Tung-Oil Based Finishes for Walnut Trim

Questions and answers about using Tung oil to finish trimwork on site. June 30, 2009

Question
I have a 5000 square foot house all done in walnut. The customer wants it finished natural with tung oil or something similar. I’ve worked with tung oil some, but only on small pieces. I’m trying to figure out a good way to finish this amount of wood without taking too long. Is spraying and wiping an option? Any ideas or articles you could point me to would be great.

Forum Responses
(Finishing Forum)
From Paul Snyder, forum technical advisor:
I'd use a product like Waterlox original. It's a tung oil based varnish that dries overnight and can be lightly sanded smooth and recoated the next day. Looks great and offers better protection than pure tung oil. You can spray and wipe if you want. I have done it many times, but only in a spray booth. The overspray with any oil-base finish product will take longer to dry than any of the regular spray finishes. As a result, the overspray will stick to stuff however far it travels before it settles. You could end up with overspray on the other side of the room (all over the big screen TV for example).



From the original questioner:
Thanks for your response Paul. I’m glad you mention the waterlox. The homeowner asked about that product. This is a new build, so overspray won’t be a problem. I’m wondering if painting the new drywall will be a problem with tung oil overspray on it, or will it dry enough to keep from bleeding thru the latex? How many coats of the waterlox would you suggest to look best? I did a couple samples on some walnut and it didn’t look that great after just two coats. I’m giving them another day to dry before putting a third coat on them.
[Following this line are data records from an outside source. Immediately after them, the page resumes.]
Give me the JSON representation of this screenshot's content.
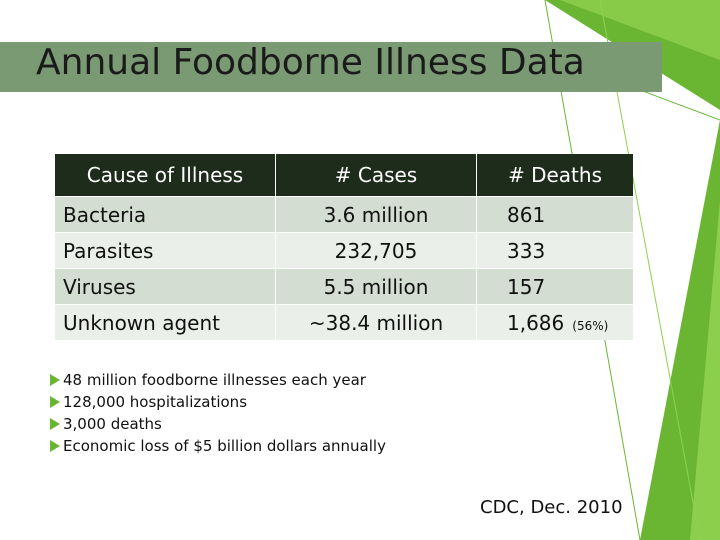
{
  "slide": {
    "title": "Annual Foodborne Illness Data",
    "accent_color": "#6ab633",
    "title_band_color": "#7a9a73",
    "header_color": "#1e2d1b"
  },
  "table": {
    "headers": [
      "Cause of Illness",
      "# Cases",
      "# Deaths"
    ],
    "rows": [
      {
        "cause": "Bacteria",
        "cases": "3.6 million",
        "deaths": "861",
        "note": ""
      },
      {
        "cause": "Parasites",
        "cases": "232,705",
        "deaths": "333",
        "note": ""
      },
      {
        "cause": "Viruses",
        "cases": "5.5 million",
        "deaths": "157",
        "note": ""
      },
      {
        "cause": "Unknown agent",
        "cases": "~38.4 million",
        "deaths": "1,686",
        "note": "(56%)"
      }
    ]
  },
  "bullets": [
    "48 million foodborne illnesses each year",
    "128,000 hospitalizations",
    "3,000 deaths",
    "Economic loss of $5 billion dollars annually"
  ],
  "source": "CDC, Dec. 2010"
}
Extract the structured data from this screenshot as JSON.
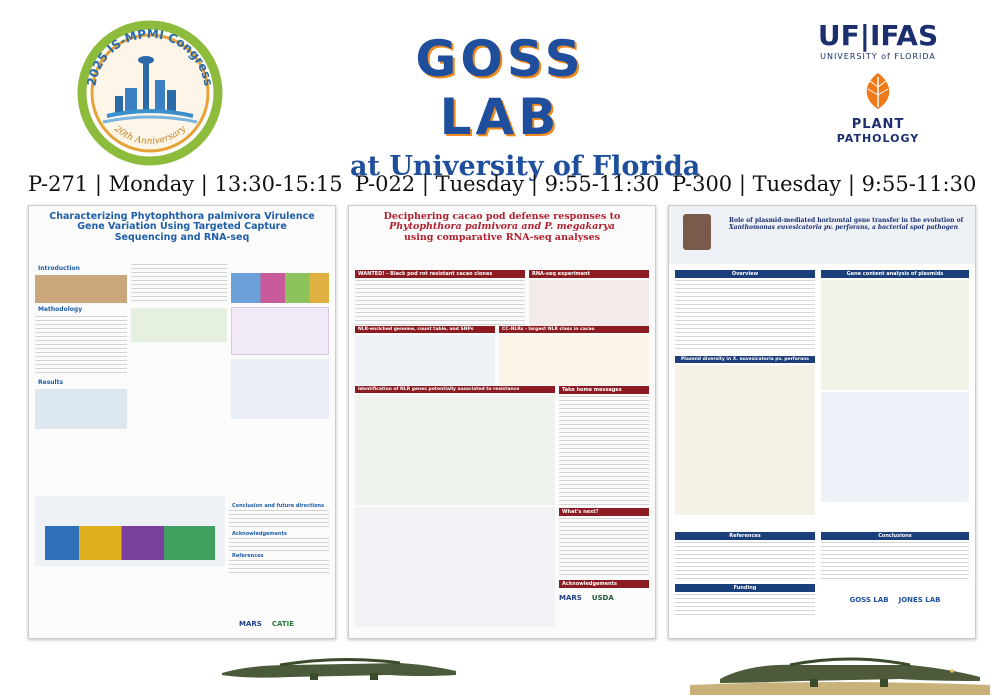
{
  "header": {
    "congress": {
      "top_text": "2025 IS-MPMI Congress",
      "bottom_text": "20th Anniversary"
    },
    "lab": {
      "line1": "GOSS LAB",
      "line2": "at University of Florida"
    },
    "ifas": {
      "brand": "UF|IFAS",
      "subtitle": "UNIVERSITY of FLORIDA",
      "dept_line1": "PLANT",
      "dept_line2": "PATHOLOGY"
    }
  },
  "sessions": [
    "P-271 | Monday | 13:30-15:15",
    "P-022 | Tuesday | 9:55-11:30",
    "P-300 | Tuesday | 9:55-11:30"
  ],
  "posters": [
    {
      "title_line1": "Characterizing Phytophthora palmivora Virulence",
      "title_line2": "Gene Variation Using Targeted Capture",
      "title_line3": "Sequencing and RNA-seq",
      "sections": [
        "Introduction",
        "Methodology",
        "Results",
        "Conclusion and future directions",
        "Acknowledgements",
        "References"
      ],
      "sponsors": [
        "MARS",
        "CATIE"
      ]
    },
    {
      "title_line1": "Deciphering cacao pod defense responses to",
      "title_line2": "Phytophthora palmivora and P. megakarya",
      "title_line3": "using comparative RNA-seq analyses",
      "sections": [
        "WANTED! - Black pod rot resistant cacao clones",
        "RNA-seq experiment",
        "NLR-enriched genome, count table, and SNPs",
        "CC-NLRs - largest NLR class in cacao",
        "Identification of NLR genes potentially associated to resistance",
        "Take home messages",
        "What's next?",
        "Acknowledgements"
      ],
      "sponsors": [
        "MARS",
        "USDA"
      ]
    },
    {
      "title_line1": "Role of plasmid-mediated horizontal gene transfer in the evolution of",
      "title_line2": "Xanthomonas euvesicatoria pv. perforans, a bacterial spot pathogen",
      "sections": [
        "Overview",
        "Gene content analysis of plasmids",
        "Plasmid diversity in X. euvesicatoria pv. perforans",
        "References",
        "Conclusions",
        "Funding"
      ],
      "sponsors": [
        "GOSS LAB",
        "JONES LAB"
      ]
    }
  ]
}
Also, would the waterlox be a good product for the exterior of the walnut door? The paint store suggested Watco teak oil. Sorry for all the questions, I’ve done all my wood packages with precat lacquer, so this is all new to me. Thanks for your help.



From contributor T:
Waterlox is a minimum three coat finish, two original sealer and then a final of original sealer (gloss), or high gloss, or satin finish. It will look like crap until the third coat. You can do more coats for a thicker build but on tighter grained species like Walnut it’s not needed.



From contributor R:
I don't know if it can be used on trim, but I just used this product "Synteko Natural' for my walnut floors. I was contemplating using Waterlox tung oil, but liked the way Synteko formed a finish. It would be a challenge to apply by hand if you have a full library or a floor to ceiling wall system to do. My next suggestion would be a finish by ICA called 'Cerawood'. It looks and feels like a wax on finish, almost as if there is no coating on the wood.
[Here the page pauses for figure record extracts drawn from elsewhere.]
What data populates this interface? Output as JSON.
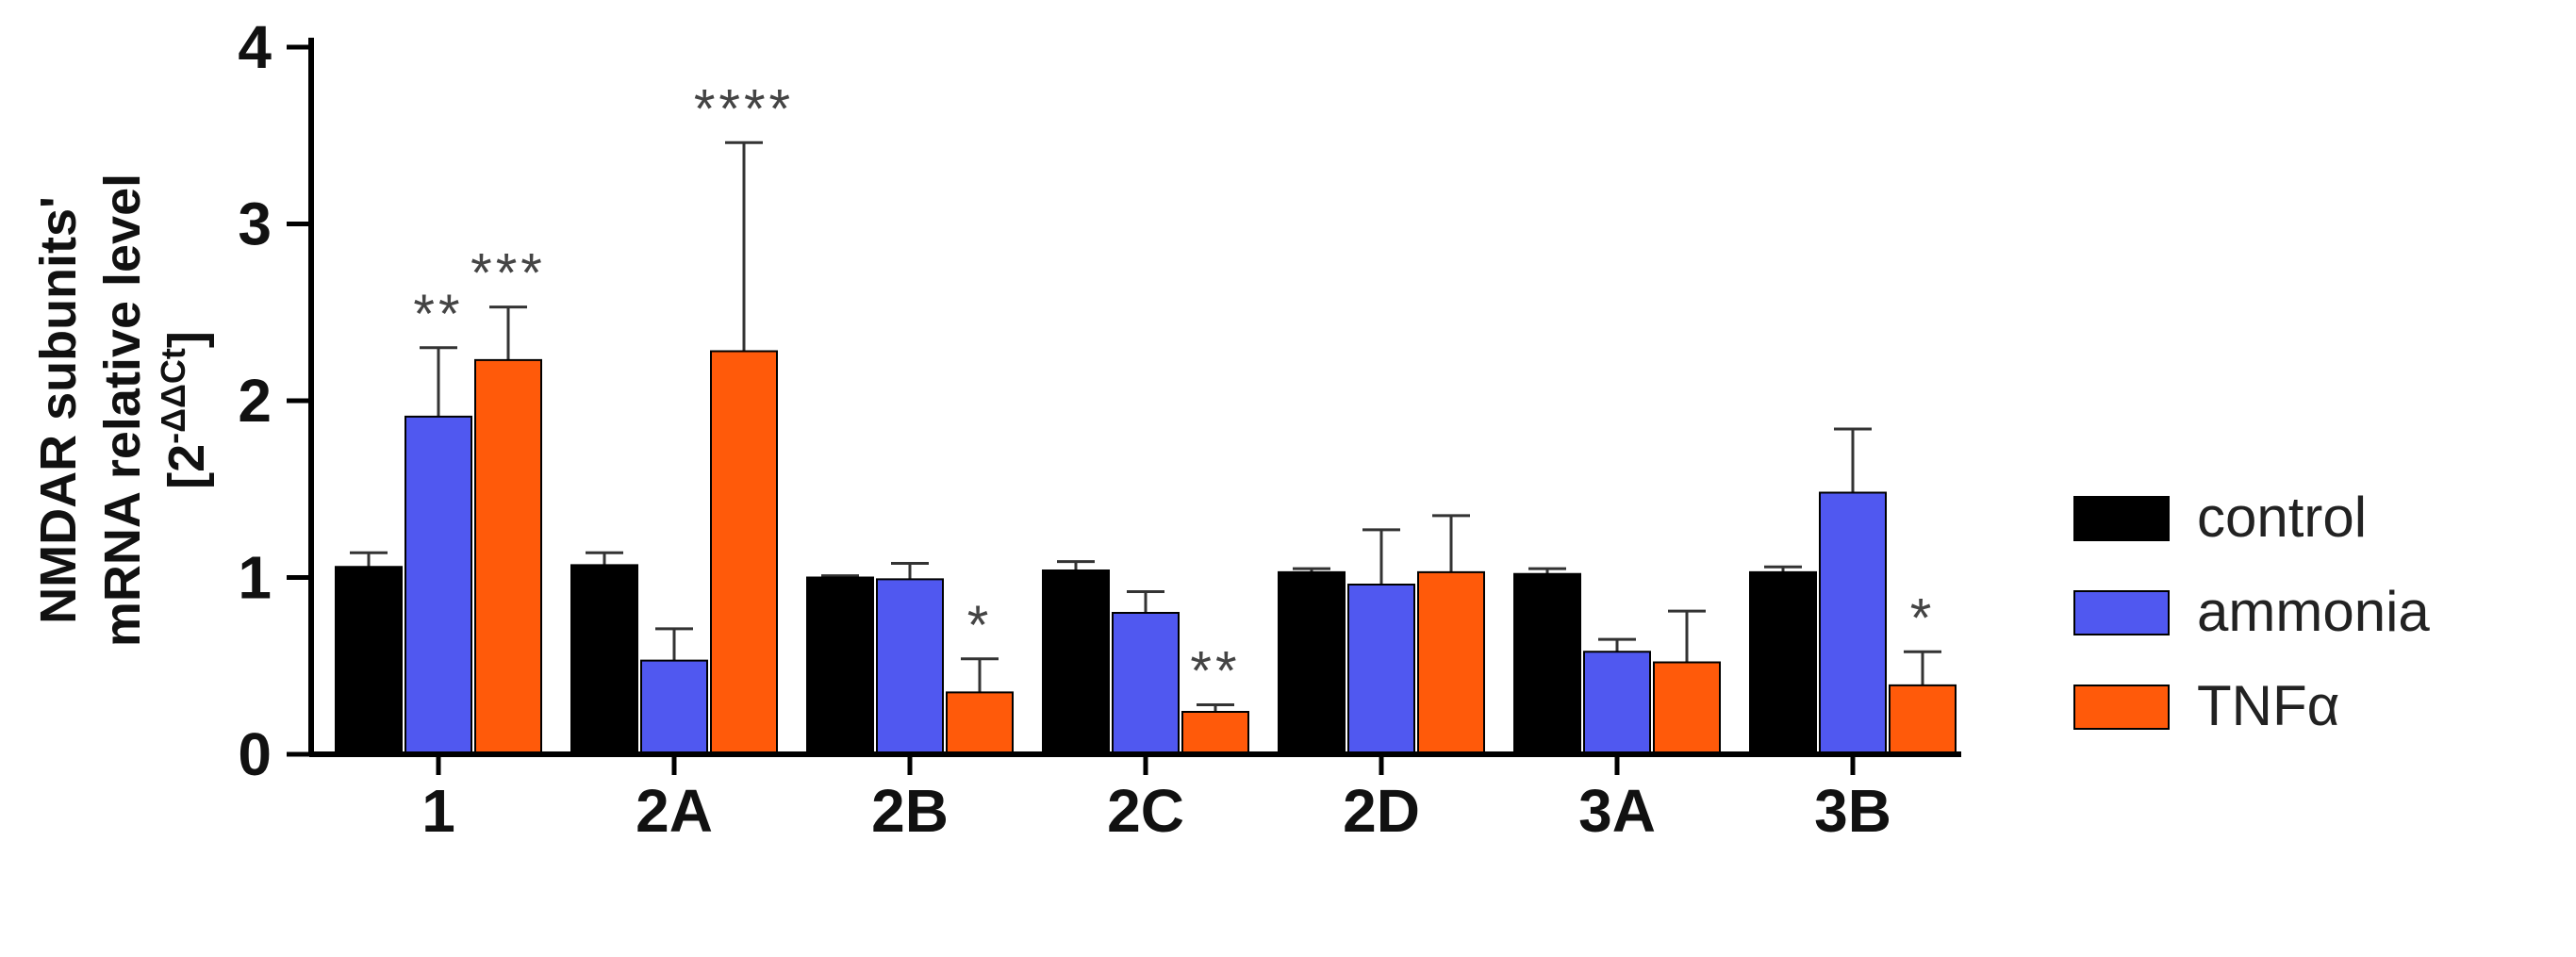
{
  "colors": {
    "control": "#000000",
    "ammonia": "#5058F0",
    "tnf": "#FF5A0A",
    "axis": "#000000",
    "errorbar": "#333333",
    "significance": "#444444"
  },
  "chart_data": {
    "type": "bar",
    "title": "",
    "xlabel": "",
    "ylabel_lines": [
      "NMDAR subunits'",
      "mRNA relative level"
    ],
    "ylabel_unit": {
      "prefix": "[2",
      "superscript": "-ΔΔCt",
      "suffix": "]"
    },
    "ylim": [
      0,
      4
    ],
    "yticks": [
      0,
      1,
      2,
      3,
      4
    ],
    "grid": false,
    "legend_position": "right",
    "categories": [
      "1",
      "2A",
      "2B",
      "2C",
      "2D",
      "3A",
      "3B"
    ],
    "series": [
      {
        "key": "control",
        "name": "control",
        "color": "#000000",
        "values": [
          1.06,
          1.07,
          1.0,
          1.04,
          1.03,
          1.02,
          1.03
        ],
        "errors": [
          0.08,
          0.07,
          0.01,
          0.05,
          0.02,
          0.03,
          0.03
        ],
        "significance": [
          "",
          "",
          "",
          "",
          "",
          "",
          ""
        ]
      },
      {
        "key": "ammonia",
        "name": "ammonia",
        "color": "#5058F0",
        "values": [
          1.91,
          0.53,
          0.99,
          0.8,
          0.96,
          0.58,
          1.48
        ],
        "errors": [
          0.39,
          0.18,
          0.09,
          0.12,
          0.31,
          0.07,
          0.36
        ],
        "significance": [
          "**",
          "",
          "",
          "",
          "",
          "",
          ""
        ]
      },
      {
        "key": "tnf",
        "name": "TNFα",
        "color": "#FF5A0A",
        "values": [
          2.23,
          2.28,
          0.35,
          0.24,
          1.03,
          0.52,
          0.39
        ],
        "errors": [
          0.3,
          1.18,
          0.19,
          0.04,
          0.32,
          0.29,
          0.19
        ],
        "significance": [
          "***",
          "****",
          "*",
          "**",
          "",
          "",
          "*"
        ]
      }
    ]
  }
}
From Paul Snyder, forum technical advisor:
Walnut is a dense hardwood and the finish doesn't soak into the wood the way it would with woods like pine, alder, cherry, etc. Depending on your application technique and the look the customer wants, you may need to apply as little as two coats or as many as four to five. After sanding the first coat smooth, you won't need to sand subsequent coats except to remove any further roughness or dust nibs.

Waterlox original isn't a good choice for an exterior door. You want a finish with UV inhibitors to reduce the sun's damage to the wood and the finish itself (UVAs and HALs). Exterior rated finishes are also more flexible so they don't crack as the wood expands and contracts with the changes in temperature and humidity.

No matter which exterior clear finish you choose, it will need to be sanded back and recoated on a scheduled basis to avoid failure. If the door is in direct sunlight, the time frame will be shorter than if the door is shielded by an overhanging roof. The amount of time can vary depending on the exposure and the product.